December 3rd, 2009 Posted in Economics by

truckWhile the Doha round of trade agreements sinks even deeper into a quagmire of bureaucratic hurdles and empty promises, Emmanuel Martin hits the nail right on the head in an article for Kenyan ‘paper Business Daily.

He correctly states that Africans have the opportunity to free themselves from trading constraints in spite of the stalled World Trade Organization (WTO)  talks.

The WTO’s goal of reducing the import tariffs faced by developing nation exporters may be admirable, but the sad reality is that a disproportionate amount of the barriers to trade are actually imposed by African governments on other Africans.

When a World Bank study looked at trade barriers in 75 countries, they found that the countries ranked as “below average” in terms of free trade could boost trade by $377 billion–just by liberalising “half way to average”.

Imagine the effect on trade and alleviating poverty if they fully liberalised.

And yet within Africa trade is stifled by extortionate admin fees for construction permits and registering business, debilitating delays at border crossings and corrupt officials skimming money.  In combination, this makes the costs of doing business in Africa the highest in the world.

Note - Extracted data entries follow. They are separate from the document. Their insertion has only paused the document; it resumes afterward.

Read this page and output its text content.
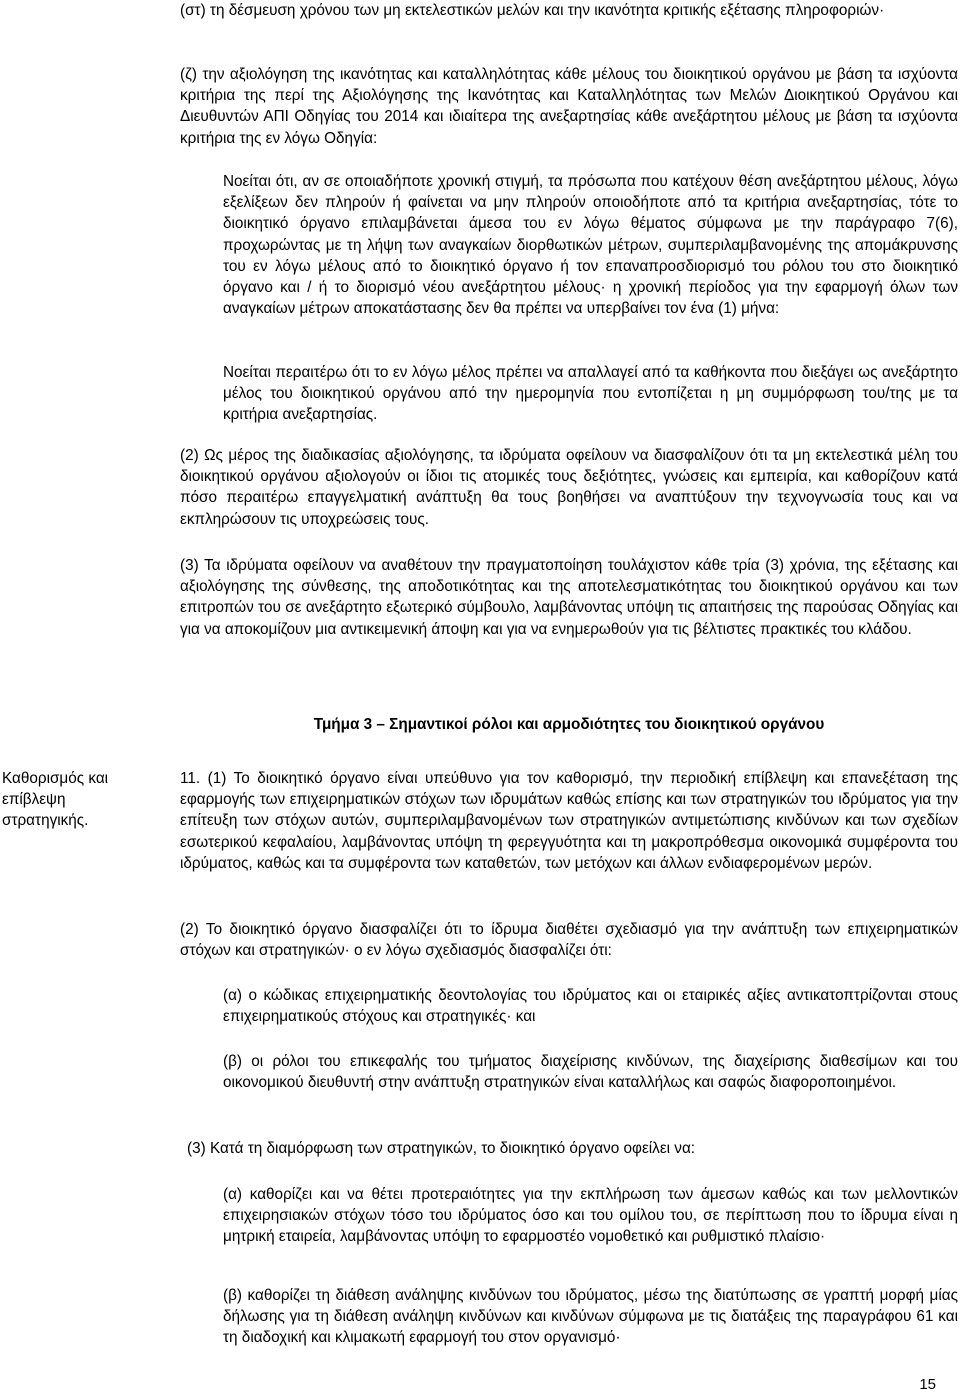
(στ) τη δέσμευση χρόνου των μη εκτελεστικών μελών και την ικανότητα κριτικής εξέτασης πληροφοριών·

(ζ) την αξιολόγηση της ικανότητας και καταλληλότητας κάθε μέλους του διοικητικού οργάνου με βάση τα ισχύοντα κριτήρια της περί της Αξιολόγησης της Ικανότητας και Καταλληλότητας των Μελών Διοικητικού Οργάνου και Διευθυντών ΑΠΙ Οδηγίας του 2014 και ιδιαίτερα της ανεξαρτησίας κάθε ανεξάρτητου μέλους με βάση τα ισχύοντα κριτήρια της εν λόγω Οδηγία:

Νοείται ότι, αν σε οποιαδήποτε χρονική στιγμή, τα πρόσωπα που κατέχουν θέση ανεξάρτητου μέλους, λόγω εξελίξεων δεν πληρούν ή φαίνεται να μην πληρούν οποιοδήποτε από τα κριτήρια ανεξαρτησίας, τότε το διοικητικό όργανο επιλαμβάνεται άμεσα του εν λόγω θέματος σύμφωνα με την παράγραφο 7(6), προχωρώντας με τη λήψη των αναγκαίων διορθωτικών μέτρων, συμπεριλαμβανομένης της απομάκρυνσης του εν λόγω μέλους από το διοικητικό όργανο ή τον επαναπροσδιορισμό του ρόλου του στο διοικητικό όργανο και / ή το διορισμό νέου ανεξάρτητου μέλους· η χρονική περίοδος για την εφαρμογή όλων των αναγκαίων μέτρων αποκατάστασης δεν θα πρέπει να υπερβαίνει τον ένα (1) μήνα:

Νοείται περαιτέρω ότι το εν λόγω μέλος πρέπει να απαλλαγεί από τα καθήκοντα που διεξάγει ως ανεξάρτητο μέλος του διοικητικού οργάνου από την ημερομηνία που εντοπίζεται η μη συμμόρφωση του/της με τα κριτήρια ανεξαρτησίας.

(2) Ως μέρος της διαδικασίας αξιολόγησης, τα ιδρύματα οφείλουν να διασφαλίζουν ότι τα μη εκτελεστικά μέλη του διοικητικού οργάνου αξιολογούν οι ίδιοι τις ατομικές τους δεξιότητες, γνώσεις και εμπειρία, και καθορίζουν κατά πόσο περαιτέρω επαγγελματική ανάπτυξη θα τους βοηθήσει να αναπτύξουν την τεχνογνωσία τους και να εκπληρώσουν τις υποχρεώσεις τους.

(3) Τα ιδρύματα οφείλουν να αναθέτουν την πραγματοποίηση τουλάχιστον κάθε τρία (3) χρόνια, της εξέτασης και αξιολόγησης της σύνθεσης, της αποδοτικότητας και της αποτελεσματικότητας του διοικητικού οργάνου και των επιτροπών του σε ανεξάρτητο εξωτερικό σύμβουλο, λαμβάνοντας υπόψη τις απαιτήσεις της παρούσας Οδηγίας και για να αποκομίζουν μια αντικειμενική άποψη και για να ενημερωθούν για τις βέλτιστες πρακτικές του κλάδου.

Τμήμα 3 – Σημαντικοί ρόλοι και αρμοδιότητες του διοικητικού οργάνου
Καθορισμός και επίβλεψη στρατηγικής.

11. (1) Το διοικητικό όργανο είναι υπεύθυνο για τον καθορισμό, την περιοδική επίβλεψη και επανεξέταση της εφαρμογής των επιχειρηματικών στόχων των ιδρυμάτων καθώς επίσης και των στρατηγικών του ιδρύματος για την επίτευξη των στόχων αυτών, συμπεριλαμβανομένων των στρατηγικών αντιμετώπισης κινδύνων και των σχεδίων εσωτερικού κεφαλαίου, λαμβάνοντας υπόψη τη φερεγγυότητα και τη μακροπρόθεσμα οικονομικά συμφέροντα του ιδρύματος, καθώς και τα συμφέροντα των καταθετών, των μετόχων και άλλων ενδιαφερομένων μερών.

(2) Το διοικητικό όργανο διασφαλίζει ότι το ίδρυμα διαθέτει σχεδιασμό για την ανάπτυξη των επιχειρηματικών στόχων και στρατηγικών· ο εν λόγω σχεδιασμός διασφαλίζει ότι:

(α) ο κώδικας επιχειρηματικής δεοντολογίας του ιδρύματος και οι εταιρικές αξίες αντικατοπτρίζονται στους επιχειρηματικούς στόχους και στρατηγικές· και

(β) οι ρόλοι του επικεφαλής του τμήματος διαχείρισης κινδύνων, της διαχείρισης διαθεσίμων και του οικονομικού διευθυντή στην ανάπτυξη στρατηγικών είναι καταλλήλως και σαφώς διαφοροποιημένοι.

(3) Κατά τη διαμόρφωση των στρατηγικών, το διοικητικό όργανο οφείλει να:

(α) καθορίζει και να θέτει προτεραιότητες για την εκπλήρωση των άμεσων καθώς και των μελλοντικών επιχειρησιακών στόχων τόσο του ιδρύματος όσο και του ομίλου του, σε περίπτωση που το ίδρυμα είναι η μητρική εταιρεία, λαμβάνοντας υπόψη το εφαρμοστέο νομοθετικό και ρυθμιστικό πλαίσιο·

(β) καθορίζει τη διάθεση ανάληψης κινδύνων του ιδρύματος, μέσω της διατύπωσης σε γραπτή μορφή μίας δήλωσης για τη διάθεση ανάληψη κινδύνων και κινδύνων σύμφωνα με τις διατάξεις της παραγράφου 61 και τη διαδοχική και κλιμακωτή εφαρμογή του στον οργανισμό·

15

Indeed, according to the World Bank Doing Business report, even the warzones of Iraq and Afghanistan offer a comparative haven for business compared with many African nations. It should therefore come as little surprise that the continent has the lowest levels of intra-regional trade in the world: under 10 per cent of exports are destined for other African nations.

Until these issues are addressed there is little hope for Africa’s millions of potential entrepreneurs, even if the Doha talks do come to an expedient conclusion–which, by the way, they won’t.